The charter school in this case paid the district $160,000 per year for use of the facilities, well below what the district claims it owes. The charter school unilaterally decided that the district is over-charging it by including costs in the pro-rata share calculation that represent costs the charter school is already incurring to provide maintenance on the facility – in other words, the charter school believed that because it pays its own ongoing operation and maintenance costs, state regulations prohibited the school district from charging for the pro-rata share of any district-wide costs associated with operation and maintenance.

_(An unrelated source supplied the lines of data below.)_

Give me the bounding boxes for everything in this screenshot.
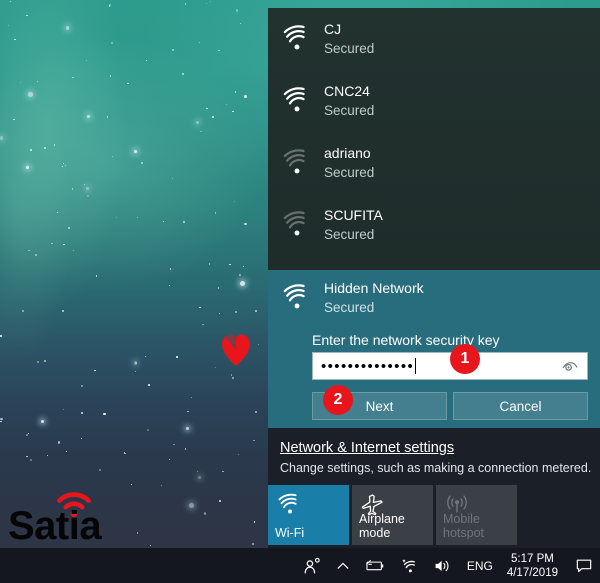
- eye-icon[interactable]: [561, 358, 579, 376]
- wifi-signal-icon: [280, 208, 314, 242]
- tile-wifi[interactable]: Wi-Fi: [268, 485, 349, 545]
- network-list-item[interactable]: adriano Secured: [268, 132, 600, 194]
- network-name: SCUFITA: [324, 207, 383, 223]
- chevron-up-icon[interactable]: [329, 548, 357, 583]
- tile-airplane-mode[interactable]: Airplane mode: [352, 485, 433, 545]
- network-settings-description: Change settings, such as making a connec…: [280, 461, 592, 475]
- language-indicator[interactable]: ENG: [459, 559, 501, 573]
- screen: Satia CJ Secured CNC24 Secured adriano S…: [0, 0, 600, 583]
- selected-network-name: Hidden Network: [324, 280, 424, 296]
- dialog-buttons: Next Cancel: [312, 392, 588, 420]
- network-info: CNC24 Secured: [324, 83, 374, 119]
- network-name: CJ: [324, 21, 342, 37]
- password-masked-value: ••••••••••••••: [321, 357, 415, 375]
- network-status: Secured: [324, 165, 375, 180]
- selected-network-status: Secured: [324, 300, 375, 315]
- heart-cursor: [222, 334, 250, 366]
- clock-time: 5:17 PM: [511, 552, 554, 565]
- satia-watermark-text: Satia: [8, 504, 102, 548]
- annotation-badge-2: 2: [323, 385, 353, 415]
- network-info: SCUFITA Secured: [324, 207, 383, 243]
- wifi-flyout-panel: CJ Secured CNC24 Secured adriano Secured…: [268, 8, 600, 548]
- quick-action-tiles: Wi-Fi Airplane mode Mobile hotspot: [268, 485, 517, 545]
- selected-network-header[interactable]: Hidden Network Secured: [268, 270, 600, 326]
- network-info: CJ Secured: [324, 21, 374, 57]
- text-caret: [415, 358, 417, 374]
- tile-mobile-hotspot-label: Mobile hotspot: [443, 512, 485, 540]
- wifi-signal-icon: [280, 146, 314, 180]
- network-settings-link[interactable]: Network & Internet settings: [280, 440, 454, 456]
- people-icon[interactable]: [296, 548, 329, 583]
- clock-date: 4/17/2019: [506, 566, 558, 579]
- wifi-signal-icon: [280, 281, 314, 315]
- network-list: CJ Secured CNC24 Secured adriano Secured…: [268, 8, 600, 270]
- network-list-item[interactable]: CNC24 Secured: [268, 70, 600, 132]
- network-name: CNC24: [324, 83, 370, 99]
- taskbar: ENG 5:17 PM 4/17/2019: [0, 548, 600, 583]
- network-info: adriano Secured: [324, 145, 374, 181]
- volume-icon[interactable]: [426, 548, 459, 583]
- network-name: adriano: [324, 145, 371, 161]
- tile-wifi-label: Wi-Fi: [275, 526, 305, 540]
- satia-watermark: Satia: [8, 492, 128, 548]
- selected-network-section: Hidden Network Secured Enter the network…: [268, 270, 600, 428]
- selected-network-info: Hidden Network Secured: [324, 280, 424, 316]
- notification-icon[interactable]: [568, 548, 600, 583]
- network-status: Secured: [324, 41, 375, 56]
- cancel-button[interactable]: Cancel: [453, 392, 588, 420]
- network-status: Secured: [324, 103, 375, 118]
- network-status: Secured: [324, 227, 375, 242]
- wifi-signal-icon: [280, 22, 314, 56]
- network-list-item[interactable]: CJ Secured: [268, 8, 600, 70]
- wifi-signal-icon: [280, 84, 314, 118]
- battery-icon[interactable]: [357, 548, 393, 583]
- tile-airplane-mode-label: Airplane mode: [359, 512, 405, 540]
- flyout-footer: Network & Internet settings Change setti…: [268, 428, 600, 548]
- clock[interactable]: 5:17 PM 4/17/2019: [501, 552, 568, 580]
- tile-mobile-hotspot[interactable]: Mobile hotspot: [436, 485, 517, 545]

The trial court ruled in favor of the district, finding that the relevant regulations call for each school district to determine a single per-square-foot pro-rata share of districtwide facilities costs, and that “[t]he per-square-foot charge shall be applied equally by the school district to all charter schools that receive facilities under this article …” (Cal. Admin. Code tit. 5, § 11969.7(e).) In August 2019, the charter school appealed the trial court’s ruling.
On March 26, 2021, the ELA filed an amicus brief along with the Association of California School Administrators in support of the school district, arguing that the inclusion of districtwide facilities costs in the pro-rata share rate calculation is appropriate and fair, and that interpreting the relevant regulations to require the exclusion of all districtwide ongoing operations and facilities maintenance costs would negatively impact school district finances and likely result in an increase in Proposition 39-related litigation.